I also expected there would be an override via UpdateProcThreadAttribute, but apparently not.
> What if the stack of the main thread ends up in the high 2G, and the add-in then crashes when doing arithmetic on addresses of local variables? Fix: run the add-in on another thread started after MEM_RESERVE.
Yeah. That fixes it. There’s also a trick using only documented APIs to reallocate your stack (begins with ConvertThreadToFiber).
> What if e.g. kernel32 gets loaded in the high 2G?
Impossible.
> What if a system DLL reserves some address space before your MEM_RESERVE, but frees it later, and the add-in then happens to allocate it?
Easily prevented by delay-loading everything but kernel32.dll.
Btw, I think system DLLs never loads above 2GB boundary on a 32-bit system, because if that’s the case, you can’t have any non-LargeAddressAware processes running on that system. Anytime these returns memory pointer above 2GB, and the non-LargeAddressAware processes may fail.
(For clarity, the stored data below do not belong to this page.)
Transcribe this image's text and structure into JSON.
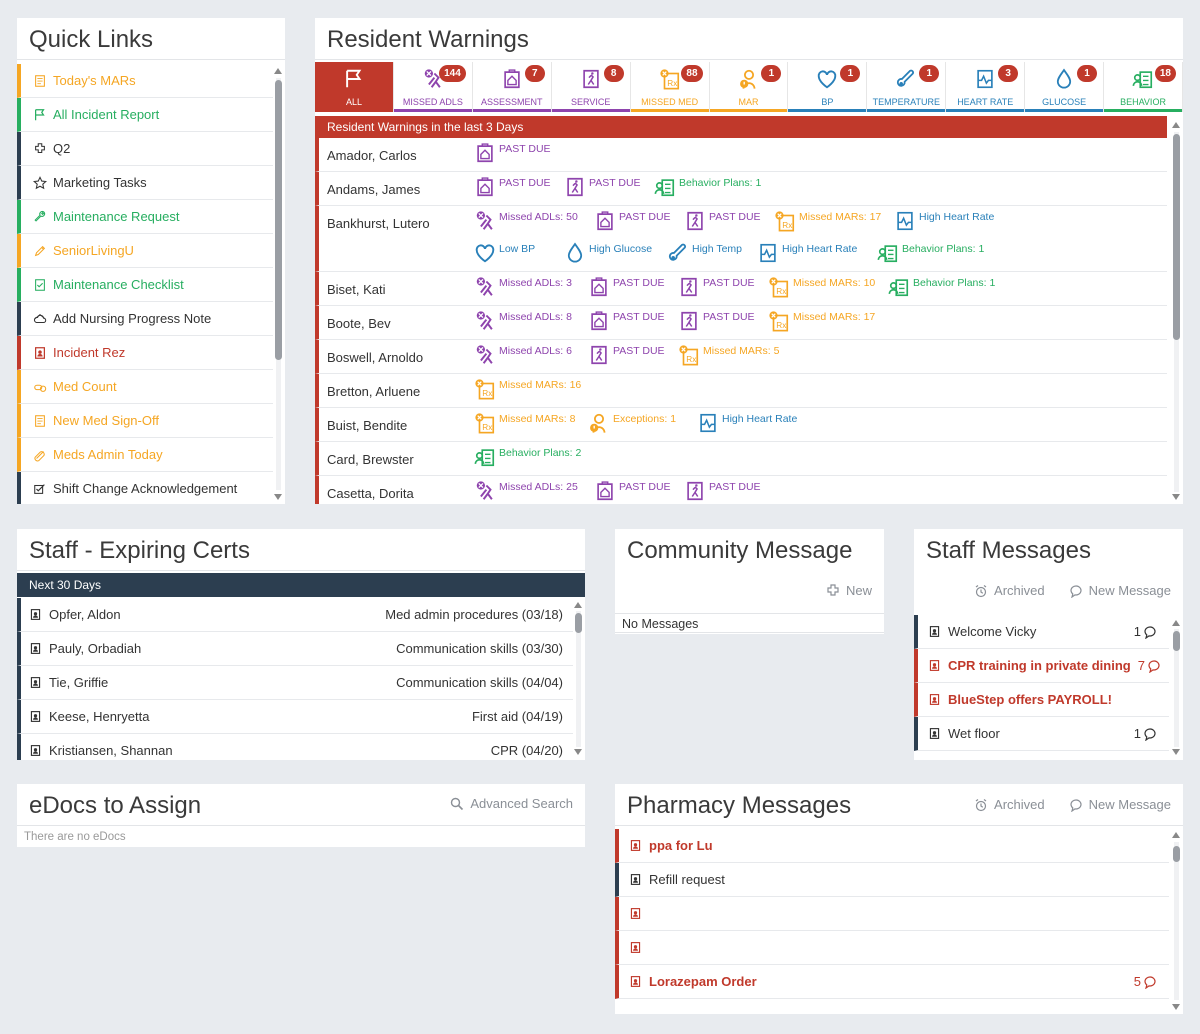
{
  "quick_links": {
    "title": "Quick Links",
    "items": [
      {
        "label": "Today's MARs",
        "icon": "mar-icon",
        "color": "#f5a623"
      },
      {
        "label": "All Incident Report",
        "icon": "flag-icon",
        "color": "#27ae60"
      },
      {
        "label": "Q2",
        "icon": "puzzle-icon",
        "color": "#333333"
      },
      {
        "label": "Marketing Tasks",
        "icon": "star-icon",
        "color": "#333333"
      },
      {
        "label": "Maintenance Request",
        "icon": "wrench-icon",
        "color": "#27ae60"
      },
      {
        "label": "SeniorLivingU",
        "icon": "pencil-icon",
        "color": "#f5a623"
      },
      {
        "label": "Maintenance Checklist",
        "icon": "checklist-icon",
        "color": "#27ae60"
      },
      {
        "label": "Add Nursing Progress Note",
        "icon": "cloud-icon",
        "color": "#333333"
      },
      {
        "label": "Incident Rez",
        "icon": "person-card-icon",
        "color": "#c0392b"
      },
      {
        "label": "Med Count",
        "icon": "pills-icon",
        "color": "#f5a623"
      },
      {
        "label": "New Med Sign-Off",
        "icon": "mar-icon",
        "color": "#f5a623"
      },
      {
        "label": "Meds Admin Today",
        "icon": "pill-icon",
        "color": "#f5a623"
      },
      {
        "label": "Shift Change Acknowledgement",
        "icon": "checkbox-edit-icon",
        "color": "#333333"
      }
    ]
  },
  "resident_warnings": {
    "title": "Resident Warnings",
    "banner": "Resident Warnings in the last 3 Days",
    "tabs": [
      {
        "label": "ALL",
        "badge": "",
        "color": "#c0392b",
        "icon": "flag-icon"
      },
      {
        "label": "MISSED ADLS",
        "badge": "144",
        "color": "#8e44ad",
        "icon": "missed-adl-icon"
      },
      {
        "label": "ASSESSMENT",
        "badge": "7",
        "color": "#8e44ad",
        "icon": "assessment-icon"
      },
      {
        "label": "SERVICE",
        "badge": "8",
        "color": "#8e44ad",
        "icon": "service-icon"
      },
      {
        "label": "MISSED MED",
        "badge": "88",
        "color": "#f5a623",
        "icon": "missed-med-icon"
      },
      {
        "label": "MAR",
        "badge": "1",
        "color": "#f5a623",
        "icon": "mar-exception-icon"
      },
      {
        "label": "BP",
        "badge": "1",
        "color": "#2980b9",
        "icon": "heart-icon"
      },
      {
        "label": "TEMPERATURE",
        "badge": "1",
        "color": "#2980b9",
        "icon": "thermometer-icon"
      },
      {
        "label": "HEART RATE",
        "badge": "3",
        "color": "#2980b9",
        "icon": "heart-rate-icon"
      },
      {
        "label": "GLUCOSE",
        "badge": "1",
        "color": "#2980b9",
        "icon": "drop-icon"
      },
      {
        "label": "BEHAVIOR",
        "badge": "18",
        "color": "#27ae60",
        "icon": "behavior-icon"
      }
    ],
    "rows": [
      {
        "name": "Amador, Carlos",
        "lines": [
          [
            {
              "t": "PAST DUE",
              "k": "assess"
            }
          ]
        ]
      },
      {
        "name": "Andams, James",
        "lines": [
          [
            {
              "t": "PAST DUE",
              "k": "assess"
            },
            {
              "t": "PAST DUE",
              "k": "service"
            },
            {
              "t": "Behavior Plans: 1",
              "k": "behavior"
            }
          ]
        ]
      },
      {
        "name": "Bankhurst, Lutero",
        "lines": [
          [
            {
              "t": "Missed ADLs: 50",
              "k": "adl"
            },
            {
              "t": "PAST DUE",
              "k": "assess"
            },
            {
              "t": "PAST DUE",
              "k": "service"
            },
            {
              "t": "Missed MARs: 17",
              "k": "med"
            },
            {
              "t": "High Heart Rate",
              "k": "hr"
            }
          ],
          [
            {
              "t": "Low BP",
              "k": "bp"
            },
            {
              "t": "High Glucose",
              "k": "glucose"
            },
            {
              "t": "High Temp",
              "k": "temp"
            },
            {
              "t": "High Heart Rate",
              "k": "hr"
            },
            {
              "t": "Behavior Plans: 1",
              "k": "behavior"
            }
          ]
        ]
      },
      {
        "name": "Biset, Kati",
        "lines": [
          [
            {
              "t": "Missed ADLs: 3",
              "k": "adl"
            },
            {
              "t": "PAST DUE",
              "k": "assess"
            },
            {
              "t": "PAST DUE",
              "k": "service"
            },
            {
              "t": "Missed MARs: 10",
              "k": "med"
            },
            {
              "t": "Behavior Plans: 1",
              "k": "behavior"
            }
          ]
        ]
      },
      {
        "name": "Boote, Bev",
        "lines": [
          [
            {
              "t": "Missed ADLs: 8",
              "k": "adl"
            },
            {
              "t": "PAST DUE",
              "k": "assess"
            },
            {
              "t": "PAST DUE",
              "k": "service"
            },
            {
              "t": "Missed MARs: 17",
              "k": "med"
            }
          ]
        ]
      },
      {
        "name": "Boswell, Arnoldo",
        "lines": [
          [
            {
              "t": "Missed ADLs: 6",
              "k": "adl"
            },
            {
              "t": "PAST DUE",
              "k": "service"
            },
            {
              "t": "Missed MARs: 5",
              "k": "med"
            }
          ]
        ]
      },
      {
        "name": "Bretton, Arluene",
        "lines": [
          [
            {
              "t": "Missed MARs: 16",
              "k": "med"
            }
          ]
        ]
      },
      {
        "name": "Buist, Bendite",
        "lines": [
          [
            {
              "t": "Missed MARs: 8",
              "k": "med"
            },
            {
              "t": "Exceptions: 1",
              "k": "exception"
            },
            {
              "t": "High Heart Rate",
              "k": "hr"
            }
          ]
        ]
      },
      {
        "name": "Card, Brewster",
        "lines": [
          [
            {
              "t": "Behavior Plans: 2",
              "k": "behavior"
            }
          ]
        ]
      },
      {
        "name": "Casetta, Dorita",
        "lines": [
          [
            {
              "t": "Missed ADLs: 25",
              "k": "adl"
            },
            {
              "t": "PAST DUE",
              "k": "assess"
            },
            {
              "t": "PAST DUE",
              "k": "service"
            }
          ]
        ]
      }
    ]
  },
  "certs": {
    "title": "Staff - Expiring Certs",
    "header": "Next 30 Days",
    "rows": [
      {
        "name": "Opfer, Aldon",
        "cert": "Med admin procedures (03/18)"
      },
      {
        "name": "Pauly, Orbadiah",
        "cert": "Communication skills (03/30)"
      },
      {
        "name": "Tie, Griffie",
        "cert": "Communication skills (04/04)"
      },
      {
        "name": "Keese, Henryetta",
        "cert": "First aid (04/19)"
      },
      {
        "name": "Kristiansen, Shannan",
        "cert": "CPR (04/20)"
      }
    ]
  },
  "community": {
    "title": "Community Message",
    "new_label": "New",
    "empty": "No Messages"
  },
  "staff_messages": {
    "title": "Staff Messages",
    "archived_label": "Archived",
    "new_message_label": "New Message",
    "rows": [
      {
        "text": "Welcome Vicky",
        "count": "1",
        "color": "#2c3e50",
        "text_color": "#333333",
        "bold": false
      },
      {
        "text": "CPR training in private dining",
        "count": "7",
        "color": "#c0392b",
        "text_color": "#c0392b",
        "bold": true
      },
      {
        "text": "BlueStep offers PAYROLL!",
        "count": "",
        "color": "#c0392b",
        "text_color": "#c0392b",
        "bold": true
      },
      {
        "text": "Wet floor",
        "count": "1",
        "color": "#2c3e50",
        "text_color": "#333333",
        "bold": false
      }
    ]
  },
  "edocs": {
    "title": "eDocs to Assign",
    "search_label": "Advanced Search",
    "empty": "There are no eDocs"
  },
  "pharmacy": {
    "title": "Pharmacy Messages",
    "archived_label": "Archived",
    "new_message_label": "New Message",
    "rows": [
      {
        "text": "ppa for Lu",
        "count": "",
        "color": "#c0392b",
        "text_color": "#c0392b",
        "bold": true
      },
      {
        "text": "Refill request",
        "count": "",
        "color": "#2c3e50",
        "text_color": "#333333",
        "bold": false
      },
      {
        "text": "",
        "count": "",
        "color": "#c0392b",
        "text_color": "#c0392b",
        "bold": true
      },
      {
        "text": "",
        "count": "",
        "color": "#c0392b",
        "text_color": "#c0392b",
        "bold": true
      },
      {
        "text": "Lorazepam Order",
        "count": "5",
        "color": "#c0392b",
        "text_color": "#c0392b",
        "bold": true
      }
    ]
  }
}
Only if their “currently preferred base address” (i.e. the one selected by ASLR) is available. Now you are probably doing something nasty if the address where it wants to load kernel32.dll is already reserved before kernel32.dll is mapped, but for other system dlls it might happen. The reason that the system tries to use the same address for all instances of the same dll is so pages with relocations can be shared as much as possible – this also weakens ASLR because an information leak in one process can be used as part of an exploit of another, other OSes fixes this by using position independent code, but that comes with a performance penalty for x86.
That is at least how it works for 32-bit processes, I’m not sure about 64-bit processes since you already get IP-relative addressing for free.
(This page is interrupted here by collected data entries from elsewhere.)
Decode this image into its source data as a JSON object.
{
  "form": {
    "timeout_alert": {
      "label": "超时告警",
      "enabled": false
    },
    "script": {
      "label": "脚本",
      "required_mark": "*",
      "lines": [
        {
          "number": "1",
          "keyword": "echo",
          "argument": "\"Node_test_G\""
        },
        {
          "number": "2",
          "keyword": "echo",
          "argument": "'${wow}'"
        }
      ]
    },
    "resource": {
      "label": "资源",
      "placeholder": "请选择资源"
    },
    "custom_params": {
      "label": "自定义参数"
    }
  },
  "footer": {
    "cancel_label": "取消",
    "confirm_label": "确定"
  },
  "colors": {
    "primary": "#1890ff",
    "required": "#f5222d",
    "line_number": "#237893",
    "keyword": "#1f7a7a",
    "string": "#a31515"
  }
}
I think the DLL’s are preloaded but the process get the translated address mapped into their address space. And the system DLLs should always return a within 2GB address when a pointer is needed like when calling GetProcAddress() for some function in kernel32.dll.
There were tons of old application (and DLLs) that uses signed variable type to store pointer. As the memory allocation rules for DLLs follows that of the main program, not returning >2GB value for system DLLs will certainly induce hangs and crash more often, and the general users will think it’s Windows’ fault as “the program runs without problem on WinXP”. I don’t think Microsoft will choose to risk that.
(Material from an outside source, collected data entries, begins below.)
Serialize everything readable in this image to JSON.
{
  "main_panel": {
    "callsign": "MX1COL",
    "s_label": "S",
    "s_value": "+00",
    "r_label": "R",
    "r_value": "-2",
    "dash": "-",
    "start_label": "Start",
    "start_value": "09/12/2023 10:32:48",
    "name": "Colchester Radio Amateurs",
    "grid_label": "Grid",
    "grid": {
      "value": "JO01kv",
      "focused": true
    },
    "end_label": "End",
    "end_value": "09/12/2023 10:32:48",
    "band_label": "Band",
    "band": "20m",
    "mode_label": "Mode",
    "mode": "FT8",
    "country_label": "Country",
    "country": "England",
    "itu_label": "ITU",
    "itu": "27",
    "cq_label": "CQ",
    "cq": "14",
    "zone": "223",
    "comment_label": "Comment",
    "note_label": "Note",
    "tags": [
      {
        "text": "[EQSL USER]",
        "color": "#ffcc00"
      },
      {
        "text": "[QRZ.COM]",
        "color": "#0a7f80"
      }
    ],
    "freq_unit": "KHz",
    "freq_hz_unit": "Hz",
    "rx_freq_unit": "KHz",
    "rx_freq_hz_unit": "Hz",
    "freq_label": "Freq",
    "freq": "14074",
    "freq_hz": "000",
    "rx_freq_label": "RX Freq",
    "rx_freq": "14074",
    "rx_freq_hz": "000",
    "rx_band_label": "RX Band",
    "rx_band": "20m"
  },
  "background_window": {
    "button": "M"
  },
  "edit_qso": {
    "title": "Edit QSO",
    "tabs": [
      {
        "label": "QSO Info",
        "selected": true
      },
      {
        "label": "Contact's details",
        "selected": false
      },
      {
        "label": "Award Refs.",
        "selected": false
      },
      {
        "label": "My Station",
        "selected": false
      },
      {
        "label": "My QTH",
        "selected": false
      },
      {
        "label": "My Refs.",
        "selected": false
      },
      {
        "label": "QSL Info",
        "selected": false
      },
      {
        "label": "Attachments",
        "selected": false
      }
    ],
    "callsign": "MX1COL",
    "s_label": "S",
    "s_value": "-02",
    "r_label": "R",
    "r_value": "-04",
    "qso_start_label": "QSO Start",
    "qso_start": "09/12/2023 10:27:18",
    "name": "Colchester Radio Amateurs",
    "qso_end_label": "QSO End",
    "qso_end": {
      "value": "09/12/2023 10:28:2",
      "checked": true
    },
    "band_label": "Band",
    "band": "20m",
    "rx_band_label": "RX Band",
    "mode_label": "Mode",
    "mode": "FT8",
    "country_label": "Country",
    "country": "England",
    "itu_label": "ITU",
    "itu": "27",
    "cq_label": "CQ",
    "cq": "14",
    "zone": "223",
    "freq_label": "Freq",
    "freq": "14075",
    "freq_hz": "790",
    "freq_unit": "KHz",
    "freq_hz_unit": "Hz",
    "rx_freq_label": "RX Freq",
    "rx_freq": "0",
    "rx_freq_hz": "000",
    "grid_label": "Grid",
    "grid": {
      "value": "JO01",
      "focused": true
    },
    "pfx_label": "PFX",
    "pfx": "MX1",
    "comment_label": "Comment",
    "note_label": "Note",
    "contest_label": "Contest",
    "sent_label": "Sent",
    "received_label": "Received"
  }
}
kernel32/kernelbase/user32 cannot be higher than 2GB cuz there’re not-large-address-aware processes and these dlls always mapped at same address in each process in session (so ASLR randomizes their base across reboots) .
To make sure nothing allocated/freed there its better to reserve memory before actually process starts. That mean CreateProcess(..CREATE_SUSPENDED..) and use VirtualQueryEx/VirtualAllocEx to reserve high addresses. Then resume process and tell it somehow where’re that reserved addresses that may actually be used by it.
I’m not sure CREATE_SUSPENDED will work here. During process creation the first thread will be created (suspended), but it’s user mode stack will probably be allocated as part of that. I haven’t tested it, but it seems it must work like that since if it didn’t allocate the stack until the process was resumed, the stack allocation might fail causing process creation to fail after CreateProcess has returned.
Yes, thread’s stack will be there as well as TEB, PEB, RTL_USER_PROCESS_PARAMETERS and some stuff related to SXS and compatibility layer.
But assuming its your application and you don’t use such tricks like exiting from main thread and continue to live then (by bypassing CRT’s main epilog that calls ExitProcess) then everything should be fine.
PS: I mentioned VirtualQueryEx due to AFAIR VirtualAlloc(Ex) (MEM_RESERVE) succeeds when trying to reserve already reserved pages, so need to check with VirtualQueryEx to find MEM_FREE to reserve them and only them. And (if you’re paranoic) that logic can be extended so if it will find anything unexpected there (something not from 1st sentence) – then disable ‘risky’ extensions.